Eu continuei roçando devagar, pressionando o clitóris com a cabeça do pau. Depois de vários minutos, com ela gemendo e tremendo, ela finalmente abriu mais as pernas, derrotada pela vontade.
— Mete em mim vai! — sussurrou, quase choramingando.
— Ai… tá muito grosso… para um pouco… — gemeu, olhos semicerrados.
Eu parei imediatamente, só com a cabeça dentro, sentindo ela pulsar ao meu redor. Deixei ela respirar, acostumar com a grossura. Depois de uns longos segundos, empurrei mais um pouco, bem devagar. Ela soltou um gemido longo e rouco, cabeça jogada pra trás.
— Devagar… por favor… vai bem devagar… — pediu, voz trêmula.
Entrei mais alguns centímetros, parando novamente. A buceta dela estava tão molhado que facilitava, mas ainda assim a pressão era enorme. Só quando ela relaxou um pouco mais é que continuei, até finalmente estar quase todo enterrado nela. Ela soltou um gemido profundo, longo, o corpo inteiro tremendo.
Só então comecei a mexer de verdade — bem lento, quase saindo e voltando devagar, sentindo cada centímetro das paredes quentes e apertadas dela me apertando.
Virei de lado com ela e mudei para a posição que eu mais gosto: ela por cima, uma perna dela entre as minhas, a outra do lado de fora. Ela se ajeitou devagar, ainda ofegante, e começou a rebolar bem devagar, em círculos lentos e profundos. O cabelo preto sobre os ombros, os seios balançavam no ritmo suave, a pintinha linda naquele mamilo rosado aparecendo toda vez que ela se inclinava pra cima.
Ela rebolava gostoso, apertando meu pau lá dentro, gemendo baixinho a cada volta:
— Ain… assim… devagar…
Eu segurava a bunda redondinha dela com as duas mãos, acompanhando o movimento sem forçar, deixando ela ditar o ritmo. A buceta dela estava absurdamente molhada, fazendo aquele barulhinho gostoso a cada rebolada. A porra que escorria da minha cabeça misturava com o tesão dela, escorrendo pelas minha bolas.
Não tinha pressa. Nenhum de nós queria que acabasse rápido.
Ela continuava rebolando devagar, olhos semicerrados, boca entreaberta, gemendo baixo enquanto o prazer tomava conta do corpo dela inteiro…
Rebolando bem devagar por cima de mim, naquela posição, movimento era sensual, profundo, quase preguiçoso. A cada círculo que ela fazia com o quadril, meu pau grosso entrava e saía quase inteiro dela, sentindo as paredes quentes e molhadas apertarem firme ao redor de mim. A buceta dela estava encharcada, fazendo aquele som molhado e obsceno toda vez que descia.
Os seios redondos balançavam devagar no ritmo do rebolado, os mamilos rosados duros e tentadores. A pintinha logo abaixo do mamilo direito aparecia e desaparecia a cada movimento.
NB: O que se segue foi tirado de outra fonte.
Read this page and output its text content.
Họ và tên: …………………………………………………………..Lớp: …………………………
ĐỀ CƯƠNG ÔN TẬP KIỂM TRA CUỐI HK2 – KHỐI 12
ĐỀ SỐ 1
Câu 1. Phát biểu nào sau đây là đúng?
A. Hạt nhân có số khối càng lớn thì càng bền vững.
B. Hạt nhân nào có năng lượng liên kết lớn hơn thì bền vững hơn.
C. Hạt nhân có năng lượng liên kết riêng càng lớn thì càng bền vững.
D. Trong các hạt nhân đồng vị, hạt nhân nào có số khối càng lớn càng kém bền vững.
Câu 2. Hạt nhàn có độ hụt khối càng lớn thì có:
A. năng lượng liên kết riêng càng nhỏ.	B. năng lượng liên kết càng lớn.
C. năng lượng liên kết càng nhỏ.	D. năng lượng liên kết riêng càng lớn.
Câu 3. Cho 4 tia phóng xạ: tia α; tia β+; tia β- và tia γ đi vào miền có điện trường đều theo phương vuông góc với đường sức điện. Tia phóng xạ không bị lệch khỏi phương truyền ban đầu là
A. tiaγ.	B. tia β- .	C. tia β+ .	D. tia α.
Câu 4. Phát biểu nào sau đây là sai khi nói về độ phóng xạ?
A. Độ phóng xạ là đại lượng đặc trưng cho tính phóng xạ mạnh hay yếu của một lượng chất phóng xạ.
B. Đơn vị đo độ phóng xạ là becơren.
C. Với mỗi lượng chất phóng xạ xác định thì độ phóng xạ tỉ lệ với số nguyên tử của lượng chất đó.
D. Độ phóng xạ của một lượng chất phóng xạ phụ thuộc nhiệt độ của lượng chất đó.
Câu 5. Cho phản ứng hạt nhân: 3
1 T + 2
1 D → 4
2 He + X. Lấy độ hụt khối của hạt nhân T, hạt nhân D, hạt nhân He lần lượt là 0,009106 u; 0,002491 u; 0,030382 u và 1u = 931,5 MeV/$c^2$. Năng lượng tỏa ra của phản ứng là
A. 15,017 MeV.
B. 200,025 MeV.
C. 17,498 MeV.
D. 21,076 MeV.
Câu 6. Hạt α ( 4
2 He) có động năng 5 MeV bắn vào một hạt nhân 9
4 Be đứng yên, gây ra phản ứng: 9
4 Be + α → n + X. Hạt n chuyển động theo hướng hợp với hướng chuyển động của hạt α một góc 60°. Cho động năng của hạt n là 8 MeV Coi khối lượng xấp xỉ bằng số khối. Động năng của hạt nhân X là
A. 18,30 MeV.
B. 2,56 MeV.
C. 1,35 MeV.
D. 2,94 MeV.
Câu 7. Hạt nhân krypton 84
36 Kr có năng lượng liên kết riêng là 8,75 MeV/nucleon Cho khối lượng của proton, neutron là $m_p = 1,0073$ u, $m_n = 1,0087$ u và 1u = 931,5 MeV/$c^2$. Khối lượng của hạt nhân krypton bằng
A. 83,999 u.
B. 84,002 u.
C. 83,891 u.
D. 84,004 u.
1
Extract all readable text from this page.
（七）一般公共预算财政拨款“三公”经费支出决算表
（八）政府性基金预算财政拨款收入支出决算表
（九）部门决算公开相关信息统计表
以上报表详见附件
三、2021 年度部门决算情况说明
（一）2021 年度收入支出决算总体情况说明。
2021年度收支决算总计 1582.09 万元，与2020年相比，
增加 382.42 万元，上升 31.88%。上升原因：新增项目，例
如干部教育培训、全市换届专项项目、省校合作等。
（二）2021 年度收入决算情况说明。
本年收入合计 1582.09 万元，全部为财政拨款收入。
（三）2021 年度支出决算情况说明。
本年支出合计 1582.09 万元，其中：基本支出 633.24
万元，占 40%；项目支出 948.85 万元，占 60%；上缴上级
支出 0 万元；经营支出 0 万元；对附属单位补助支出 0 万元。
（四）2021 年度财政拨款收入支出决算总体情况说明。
Eu subi as mãos pelas costas dela, puxando o corpo dela mais pra perto. Segurei um dos seios com a mão esquerda e levei a boca até ele. Primeiro lambi o mamilo devagar, circulando a língua quente e molhada ao redor dele. Ela soltou um gemido mais longo, tremendo.
— Betinho… — sussurrou, voz rouca.
Eu abri a boca e chupei o mamilo inteiro, sugando com calma, mas com vontade. A língua pressionava e lambia enquanto eu chupava, sentindo o bico endurecer ainda mais na minha boca. Depois passei pro outro seio, lambendo primeiro, depois chupando com a mesma dedicação. Alternava entre um e outro, chupando um enquanto apertava o outro com a mão, sentindo o peso e o calor dos seios dela.
Ela acelerou um pouco o rebolado, mas ainda mantinha aquele ritmo profundo e gostoso. A cada descida, a buceta apertava meu pau como se não quisesse soltar. Os gemidos dela foram ficando mais altos, mais desesperados.
— Ai… assim… que gostoso… — gemeu, voz falhando.
Eu não parei. Chupava os mamilos com mais intensidade agora, alternando sugadas fortes com lambidas longas e molhadas. Às vezes mordiscava de leve, só pra sentir ela tremer inteira no meu pau. O suor dela misturava com o meu, os corpos deslizando um no outro. A calcinha rosa ainda estava jogada na cama ao lado, úmida do tesão dela.
Ela começou a rebolar mais fundo, apertando mais forte. Eu sentia as paredes da buceta pulsando ao redor do meu pau grosso, como se estivesse me ordenhando. Meu orgasmo também estava subindo devagar, quente, pesado, acumulando na base da espinha.
— Assim, Denguinho… você tá me deixando maluco… — murmurei contra o seio dela, sem tirar a boca.
Ela não respondeu com palavras. Apenas gemeu mais alto, o quadril fazendo círculos mais curtos e intensos. Eu continuei chupando os mamilos sem parar — lambendo, sugando, passando a língua no bico sensível enquanto apertava os seios com as duas mãos. O corpo dela começou a tremer de verdade. As coxas apertavam contra as minhas, a buceta pulsava rápido e forte ao redor do meu pau.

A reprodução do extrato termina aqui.